In zekere zin is het gek dat vrouwelijke lezers – of is het: schrijfsters? – nu pas ontdekken hoeveel lol je kunt trappen met zuipende, flirtende en vloekende held(inn)en zonder remmen of gêne.

Tenslotte hebben mannen als Herman Brusselmans, Hunter S. Thompson (Fear and Loathing in Las Vegas) en Irvine Welsh (Trainspotting) met die ingrediënten al notoire succes oeuvres opgebouwd. Vanwaar die late inhaalbeweging? Ik ruk m’n ogen even los van een typerende passage uit Hardziek en vraagt auteur Sarah Denoo om uitleg.

FRAGMENT HARD ZIEK:
Vince wrijft mijn haren uit mijn gezicht en begint me te kussen. Ik begin in zijn oor te hijgen en grijp naar zijn kruis. Heter dan een kernreactor.
‘Sorry, ik moet pipi doen.’, zeg ik.
Enkele seconden later stuur ik hem een bericht: ‘Neem de deur naast het toilet: privé.’
We zijn al eens betrapt in de toiletten, dus daar komen we niet meer. Amper veertig seconden later stormt Vince het muffe bierkot binnen. In de hoek van deze speeltuin hangt een lavabo met twee gaten waar waarschijnlijk ooit twee kranen in zaten. Hij wil dat ik daarop ga zitten. Ik zeg dat ik echt niet met mijn kont in die vuile gootsteen wil gaan zitten, maar uiteindelijk bezwijk ik toch.
‘Wil je mijn privé zien?’, vraag ik Vince.
‘Fuck ja, laat me binnen.’
Net wanneer ik hem een rondleiding wil geven in mijn lichaam, schiet de lavabo los uit de muur en valt met een log geluid op de grond om vervolgens gewoon in twee te breken. Ik lig ook op de grond, nog altijd met mijn gat in die vuile lavabo.
‘Fuck Vince, sta daar niet zo te lachen. Help me recht godverdomme, mijn gat bloedt!’
De breuklijn heeft mijn linkerbil een ferme neep gegeven. Net op het moment dat Vince me uit mijn benepen situatie bevrijdt, komt Barman Bart binnen.
‘Jullie weer?’, zegt hij. ‘Wegwezen, en deze keer gaan jullie betalen.’
Bart klinkt alsof ie het meent.

‘Zot!’, zeg ik. ‘Ik ga die lavabo niet betalen. Dat was geen stuk antiek hoor, gast. Die vuile lavabo van jou heeft mijn gat opengereten. Ik ga straks naar de dokter. Dat zal je ook wat kosten.’

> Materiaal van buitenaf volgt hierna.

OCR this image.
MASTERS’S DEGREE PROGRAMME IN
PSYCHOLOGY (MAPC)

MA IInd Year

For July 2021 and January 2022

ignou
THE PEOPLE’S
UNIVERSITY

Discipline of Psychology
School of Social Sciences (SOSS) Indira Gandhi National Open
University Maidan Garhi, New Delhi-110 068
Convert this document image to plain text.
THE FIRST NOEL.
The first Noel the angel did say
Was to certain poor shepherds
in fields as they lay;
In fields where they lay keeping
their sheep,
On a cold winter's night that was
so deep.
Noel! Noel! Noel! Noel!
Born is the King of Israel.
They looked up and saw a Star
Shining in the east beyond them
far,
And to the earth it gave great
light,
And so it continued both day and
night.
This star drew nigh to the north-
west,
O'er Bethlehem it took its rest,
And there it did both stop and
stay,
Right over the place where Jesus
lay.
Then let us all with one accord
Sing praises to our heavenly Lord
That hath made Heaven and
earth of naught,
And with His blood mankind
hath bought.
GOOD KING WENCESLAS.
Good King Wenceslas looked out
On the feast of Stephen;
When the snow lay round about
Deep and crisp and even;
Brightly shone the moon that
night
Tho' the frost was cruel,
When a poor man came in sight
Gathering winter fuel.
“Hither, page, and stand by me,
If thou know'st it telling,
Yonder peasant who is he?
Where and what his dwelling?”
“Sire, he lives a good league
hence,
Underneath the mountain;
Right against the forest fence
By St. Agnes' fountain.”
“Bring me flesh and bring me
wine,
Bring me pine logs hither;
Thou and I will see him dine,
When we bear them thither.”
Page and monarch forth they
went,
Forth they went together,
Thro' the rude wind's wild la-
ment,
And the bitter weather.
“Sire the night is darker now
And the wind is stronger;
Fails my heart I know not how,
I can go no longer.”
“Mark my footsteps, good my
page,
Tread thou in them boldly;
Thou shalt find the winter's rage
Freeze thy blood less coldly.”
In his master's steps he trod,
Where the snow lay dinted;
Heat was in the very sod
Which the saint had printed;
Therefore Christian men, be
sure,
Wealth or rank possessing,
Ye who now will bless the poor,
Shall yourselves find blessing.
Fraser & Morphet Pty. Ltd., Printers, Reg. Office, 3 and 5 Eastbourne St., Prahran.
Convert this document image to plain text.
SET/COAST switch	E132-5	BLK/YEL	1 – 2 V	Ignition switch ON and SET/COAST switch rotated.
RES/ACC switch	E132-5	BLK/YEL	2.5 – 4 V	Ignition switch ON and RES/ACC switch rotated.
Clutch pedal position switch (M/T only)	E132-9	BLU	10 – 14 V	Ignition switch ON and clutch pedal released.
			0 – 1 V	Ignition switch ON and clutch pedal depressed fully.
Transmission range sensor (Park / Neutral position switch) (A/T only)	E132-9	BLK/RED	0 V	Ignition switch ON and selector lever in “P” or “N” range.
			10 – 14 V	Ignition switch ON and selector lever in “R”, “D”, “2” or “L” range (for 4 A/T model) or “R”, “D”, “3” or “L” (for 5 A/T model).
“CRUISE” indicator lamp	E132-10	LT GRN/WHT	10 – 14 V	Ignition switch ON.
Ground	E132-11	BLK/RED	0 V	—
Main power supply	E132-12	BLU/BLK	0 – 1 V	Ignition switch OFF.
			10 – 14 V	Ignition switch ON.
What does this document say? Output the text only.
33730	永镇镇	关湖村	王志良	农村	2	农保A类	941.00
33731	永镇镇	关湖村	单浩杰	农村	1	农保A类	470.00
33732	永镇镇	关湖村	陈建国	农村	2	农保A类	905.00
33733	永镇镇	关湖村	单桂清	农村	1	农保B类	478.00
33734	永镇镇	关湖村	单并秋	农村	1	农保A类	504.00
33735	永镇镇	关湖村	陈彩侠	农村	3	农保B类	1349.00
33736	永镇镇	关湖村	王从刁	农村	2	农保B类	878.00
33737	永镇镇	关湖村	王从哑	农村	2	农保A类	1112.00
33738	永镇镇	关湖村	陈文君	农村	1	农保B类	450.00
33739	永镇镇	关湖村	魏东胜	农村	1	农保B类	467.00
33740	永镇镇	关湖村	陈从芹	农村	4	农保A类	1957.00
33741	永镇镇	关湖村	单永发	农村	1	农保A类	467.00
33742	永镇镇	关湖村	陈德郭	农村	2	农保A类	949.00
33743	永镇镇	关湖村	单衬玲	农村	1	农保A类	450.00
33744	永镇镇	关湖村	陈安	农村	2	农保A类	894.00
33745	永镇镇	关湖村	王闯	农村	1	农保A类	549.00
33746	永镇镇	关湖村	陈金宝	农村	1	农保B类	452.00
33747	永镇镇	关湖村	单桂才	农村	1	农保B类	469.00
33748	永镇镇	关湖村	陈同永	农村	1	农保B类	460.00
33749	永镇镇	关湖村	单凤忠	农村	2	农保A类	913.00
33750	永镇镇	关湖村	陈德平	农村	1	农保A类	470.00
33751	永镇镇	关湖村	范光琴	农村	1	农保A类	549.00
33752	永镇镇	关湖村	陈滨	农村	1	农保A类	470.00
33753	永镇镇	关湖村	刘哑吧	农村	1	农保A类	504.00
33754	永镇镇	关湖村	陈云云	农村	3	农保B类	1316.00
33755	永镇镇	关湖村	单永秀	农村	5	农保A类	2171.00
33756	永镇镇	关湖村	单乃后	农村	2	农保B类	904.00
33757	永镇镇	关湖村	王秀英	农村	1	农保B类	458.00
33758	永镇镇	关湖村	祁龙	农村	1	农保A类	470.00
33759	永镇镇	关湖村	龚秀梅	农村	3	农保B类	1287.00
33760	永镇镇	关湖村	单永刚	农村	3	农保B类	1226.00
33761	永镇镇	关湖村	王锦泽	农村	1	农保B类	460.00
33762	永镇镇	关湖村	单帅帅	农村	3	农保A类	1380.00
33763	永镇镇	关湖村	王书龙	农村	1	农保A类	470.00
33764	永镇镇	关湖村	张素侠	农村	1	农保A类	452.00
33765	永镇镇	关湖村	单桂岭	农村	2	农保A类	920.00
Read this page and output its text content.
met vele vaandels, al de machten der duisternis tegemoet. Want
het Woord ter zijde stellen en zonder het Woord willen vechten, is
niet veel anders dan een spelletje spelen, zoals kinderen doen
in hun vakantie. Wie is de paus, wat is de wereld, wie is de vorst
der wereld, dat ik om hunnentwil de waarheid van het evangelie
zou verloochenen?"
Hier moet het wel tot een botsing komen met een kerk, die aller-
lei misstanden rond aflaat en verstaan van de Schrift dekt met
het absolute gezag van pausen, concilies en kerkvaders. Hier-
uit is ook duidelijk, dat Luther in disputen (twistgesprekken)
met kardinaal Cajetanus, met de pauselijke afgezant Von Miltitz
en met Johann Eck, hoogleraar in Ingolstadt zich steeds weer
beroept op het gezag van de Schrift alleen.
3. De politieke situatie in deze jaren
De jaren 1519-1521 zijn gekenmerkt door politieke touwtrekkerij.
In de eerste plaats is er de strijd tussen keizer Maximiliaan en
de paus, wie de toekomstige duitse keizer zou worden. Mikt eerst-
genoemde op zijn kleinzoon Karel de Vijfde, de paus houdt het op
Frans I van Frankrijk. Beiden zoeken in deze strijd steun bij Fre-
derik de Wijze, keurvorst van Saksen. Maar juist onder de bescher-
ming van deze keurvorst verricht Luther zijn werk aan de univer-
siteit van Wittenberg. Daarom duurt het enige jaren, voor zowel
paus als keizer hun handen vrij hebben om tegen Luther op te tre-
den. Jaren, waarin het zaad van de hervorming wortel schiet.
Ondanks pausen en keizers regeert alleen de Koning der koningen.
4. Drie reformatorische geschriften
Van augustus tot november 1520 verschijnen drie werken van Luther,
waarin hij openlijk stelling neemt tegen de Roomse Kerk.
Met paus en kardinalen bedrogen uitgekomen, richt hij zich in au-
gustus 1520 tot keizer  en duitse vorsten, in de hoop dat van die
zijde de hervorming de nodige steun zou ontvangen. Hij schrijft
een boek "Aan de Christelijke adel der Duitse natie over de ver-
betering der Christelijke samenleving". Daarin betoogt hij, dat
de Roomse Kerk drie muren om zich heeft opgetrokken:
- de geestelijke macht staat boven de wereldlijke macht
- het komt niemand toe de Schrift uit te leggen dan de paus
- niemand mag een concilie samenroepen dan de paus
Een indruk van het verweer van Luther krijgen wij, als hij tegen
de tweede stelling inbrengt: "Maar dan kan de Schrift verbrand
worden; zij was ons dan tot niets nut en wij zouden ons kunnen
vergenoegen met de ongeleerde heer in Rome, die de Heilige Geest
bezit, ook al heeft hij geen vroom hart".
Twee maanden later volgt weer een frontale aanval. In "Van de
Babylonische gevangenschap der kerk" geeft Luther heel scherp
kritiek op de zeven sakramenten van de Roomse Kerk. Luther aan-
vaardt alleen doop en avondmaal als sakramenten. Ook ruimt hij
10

Ik ga hem echt geen nieuwe betalen. Ik laat mij niet rippen door een mislukte loodgieter. (p.49-50; ingekort)

EvelineBlog8

De heldin in jouw romandebuut Hardziek vuilbekt erop los. Wat waren je referenties bij het schrijven?

Sarah Denoo: ‘Oh God, hier moet ik meteen bekennen dat ik zelf erg weinig lees. Dat was soms vervelend, omdat ik weinig kader had voor mijn verhaal. Maar tegelijk vond ik het een voordeel. Ik imiteerde niets of niemand en dat maakt Hardziek authentiek. De plot is heel onbewust tot stand gekomen. Ik had een heftig begin en een heftig einde en heb de stukken ertussen in willekeurige volgorde laten opborrelen. Ook die bleken nogal heftig (lacht).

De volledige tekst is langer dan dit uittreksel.